Rent Control Poses Unintended Outcomes
More deferred maintenance could emerge. The rising cost to operate apartments in California represents another factor that is making construction underwriting and property management more difficult. For existing owners, heightened operating costs and recent rent growth moderation may already be affecting the amount of capital they commit to their properties. Should broad rent control allowances pass, the potential for deferred maintenance likely exists across a larger swath of properties, specifically if expense increases surpass rent growth. Over time, this could impair the quality of the housing stock, adversely impacting renters. As of June 2024, the expenses associated with California apartment ownership were up 6 percent year over year, partially driven by a 30 percent spike in the cost of insurance per unit. At the same time, the state’s average effective rent rose just 0.1 percent. This disparity and expectations for further operating cost increases are likely to influence development proposals, property valuations and investors’ acquisition criteria even if Proposition 33 fails.
Case study shines a light on conditions in rent-controlled area.

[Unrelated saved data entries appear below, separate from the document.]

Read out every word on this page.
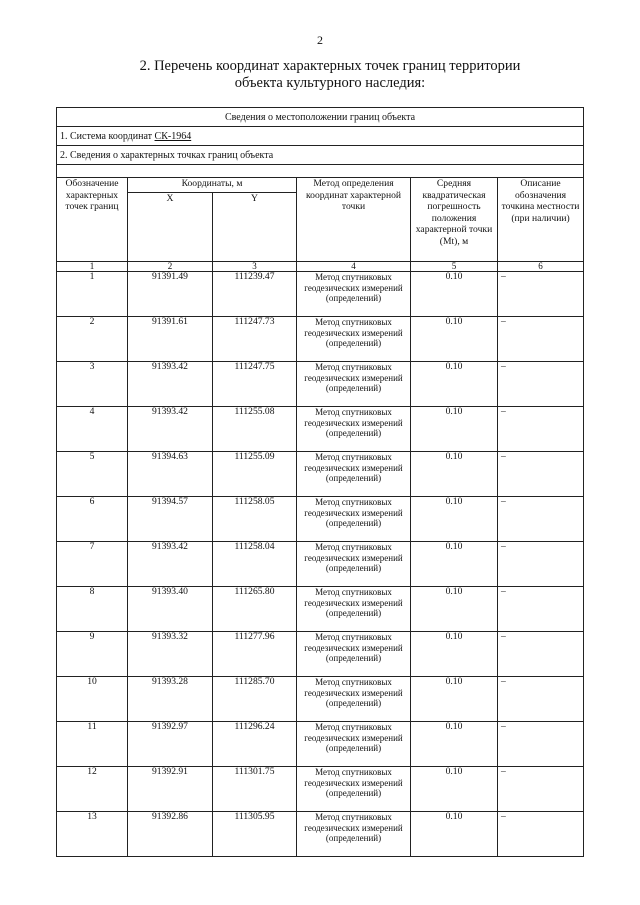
2
2. Перечень координат характерных точек границ территории
объекта культурного наследия:
Сведения о местоположении границ объекта					
1. Система координат СК-1964					
2. Сведения о характерных точках границ объекта					

Обозначение характерных точек границ	Координаты, м		Метод определения координат характерной точки	Средняя квадратическая погрешность положения характерной точки (Mt), м	Описание обозначения точкина местности (при наличии)
	X	Y			
1	2	3	4	5	6
1	91391.49	111239.47	Метод спутниковых геодезических измерений (определений)	0.10	–
2	91391.61	111247.73	Метод спутниковых геодезических измерений (определений)	0.10	–
3	91393.42	111247.75	Метод спутниковых геодезических измерений (определений)	0.10	–
4	91393.42	111255.08	Метод спутниковых геодезических измерений (определений)	0.10	–
5	91394.63	111255.09	Метод спутниковых геодезических измерений (определений)	0.10	–
6	91394.57	111258.05	Метод спутниковых геодезических измерений (определений)	0.10	–
7	91393.42	111258.04	Метод спутниковых геодезических измерений (определений)	0.10	–
8	91393.40	111265.80	Метод спутниковых геодезических измерений (определений)	0.10	–
9	91393.32	111277.96	Метод спутниковых геодезических измерений (определений)	0.10	–
10	91393.28	111285.70	Метод спутниковых геодезических измерений (определений)	0.10	–
11	91392.97	111296.24	Метод спутниковых геодезических измерений (определений)	0.10	–
12	91392.91	111301.75	Метод спутниковых геодезических измерений (определений)	0.10	–
13	91392.86	111305.95	Метод спутниковых геодезических измерений (определений)	0.10	–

Residents in the cities of Mountain View and East Palo Alto each passed some form of rent control in late 2016. Their limitations on rent increases appear to be impacting the larger area’s development. From 2017 through June 2024, builders completed an average of 118 units per quarter, with just 73 rentals added over the past year ending in June. This corresponds with moderate rent growth — an average of just $11 per quarter. The submarket’s pipeline was also scant as of August, with a lack of projects proposed across Mountain View and East Palo Alto.
Measures in other states illustrate rent control’s impact. In 2019, Oregon passed measures that limited annual rent increases to 7 percent plus inflation. Since being enacted, apartment development in Portland has shifted to the Vancouver submarket in Washington state. Elsewhere, in St. Paul, Minnesota, housing permit activity declined and concurrently rose in neighboring Minneapolis following voters’ approval of rent control in 2021. In response, amendments to St. Paul’s ordinance have been made, with more changes potentially upcoming. This August, the mayor requested the city council lift rent limits for properties built after 2004. In Oregon, the rent increase cap for 2024 has been adjusted to 10 percent as the 7 percent plus inflation threshold would have set the maximum allowable rent increase at more than 12 percent.